The budget comes at a time when South Africa’s budget deficit widens to 6% and political pressure from an election year has a chilling effect on the appetite to cut spending.

The Budget Review said a global minimum corporate tax would “limit the race to the bottom” for effective corporate tax rates for multinational companies as other countries compete to attract income and investment through low tax rates.

“Implementing the minimum tax in South Africa will bolster the corporate tax base. South Africa helped develop tax rules to address base erosion and tax challenges arising from the digitalisation of the economy as a member of the steering group of the OEDC/G20 inclusive framework on base erosion and profit shifting,” the review said.

It also proposed an electric vehicles tax incentive be made available from March 2026, where producers of electric cars can claim 150% of investment spending.

The Budget Review proposes no inflation adjustments to personal income tax and medical tax credits. It also proposes no changes to the general fuel levy or the Road Accident Fund levy, adding that this will allow R4bn in tax relief.

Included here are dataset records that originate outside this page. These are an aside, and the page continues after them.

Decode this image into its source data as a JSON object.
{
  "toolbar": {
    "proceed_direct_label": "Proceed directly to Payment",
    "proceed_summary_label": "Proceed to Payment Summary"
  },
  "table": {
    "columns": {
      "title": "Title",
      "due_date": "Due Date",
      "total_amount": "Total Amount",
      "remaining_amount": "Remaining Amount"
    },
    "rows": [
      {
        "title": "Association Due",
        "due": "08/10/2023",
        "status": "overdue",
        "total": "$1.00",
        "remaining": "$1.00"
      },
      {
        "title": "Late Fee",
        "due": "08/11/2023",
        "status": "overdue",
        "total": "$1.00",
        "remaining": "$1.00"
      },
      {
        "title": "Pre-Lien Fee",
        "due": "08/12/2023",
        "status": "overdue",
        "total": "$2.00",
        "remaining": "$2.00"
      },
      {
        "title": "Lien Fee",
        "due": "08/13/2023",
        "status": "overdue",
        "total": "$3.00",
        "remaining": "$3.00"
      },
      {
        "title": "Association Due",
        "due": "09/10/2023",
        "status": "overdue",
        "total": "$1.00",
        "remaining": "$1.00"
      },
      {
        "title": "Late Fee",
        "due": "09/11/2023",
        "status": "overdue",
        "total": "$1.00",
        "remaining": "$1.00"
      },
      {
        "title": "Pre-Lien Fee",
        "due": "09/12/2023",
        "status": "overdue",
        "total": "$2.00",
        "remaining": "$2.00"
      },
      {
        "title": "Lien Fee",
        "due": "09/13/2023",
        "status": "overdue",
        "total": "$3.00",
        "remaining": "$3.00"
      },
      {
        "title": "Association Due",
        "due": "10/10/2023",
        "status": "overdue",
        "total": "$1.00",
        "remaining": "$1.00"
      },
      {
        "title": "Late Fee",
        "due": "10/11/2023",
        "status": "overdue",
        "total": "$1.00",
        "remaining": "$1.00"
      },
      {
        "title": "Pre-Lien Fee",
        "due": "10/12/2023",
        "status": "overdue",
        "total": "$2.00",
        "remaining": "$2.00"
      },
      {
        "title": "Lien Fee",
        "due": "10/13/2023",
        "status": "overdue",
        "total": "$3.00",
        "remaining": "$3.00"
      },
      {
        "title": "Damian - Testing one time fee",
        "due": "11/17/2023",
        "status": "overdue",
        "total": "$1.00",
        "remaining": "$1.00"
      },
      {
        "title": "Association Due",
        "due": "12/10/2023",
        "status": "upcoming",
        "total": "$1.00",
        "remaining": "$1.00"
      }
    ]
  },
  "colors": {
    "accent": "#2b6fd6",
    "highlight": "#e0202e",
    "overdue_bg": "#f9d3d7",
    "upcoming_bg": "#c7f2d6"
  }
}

The Budget Review acknowledged that revenue collection deteriorated over the past year due to harsh economic conditions and the winding down of the commodities super cycle, among other things.

“Windfall tax gains from high commodity prices over the last two years have come to an end, leading to a sharp fall in mining tax revenue. For the first 10 months of 2023/24, mining provisional corporate tax collections fell by R39.2bn or 50.4% relative to the same period in 2022/23,” the review said.

The Budget Review said tax revenue for 2023/24 was expected to reach R1.73-trillion, which was R700m more than the 2023 medium-term (three-year) budget estimate.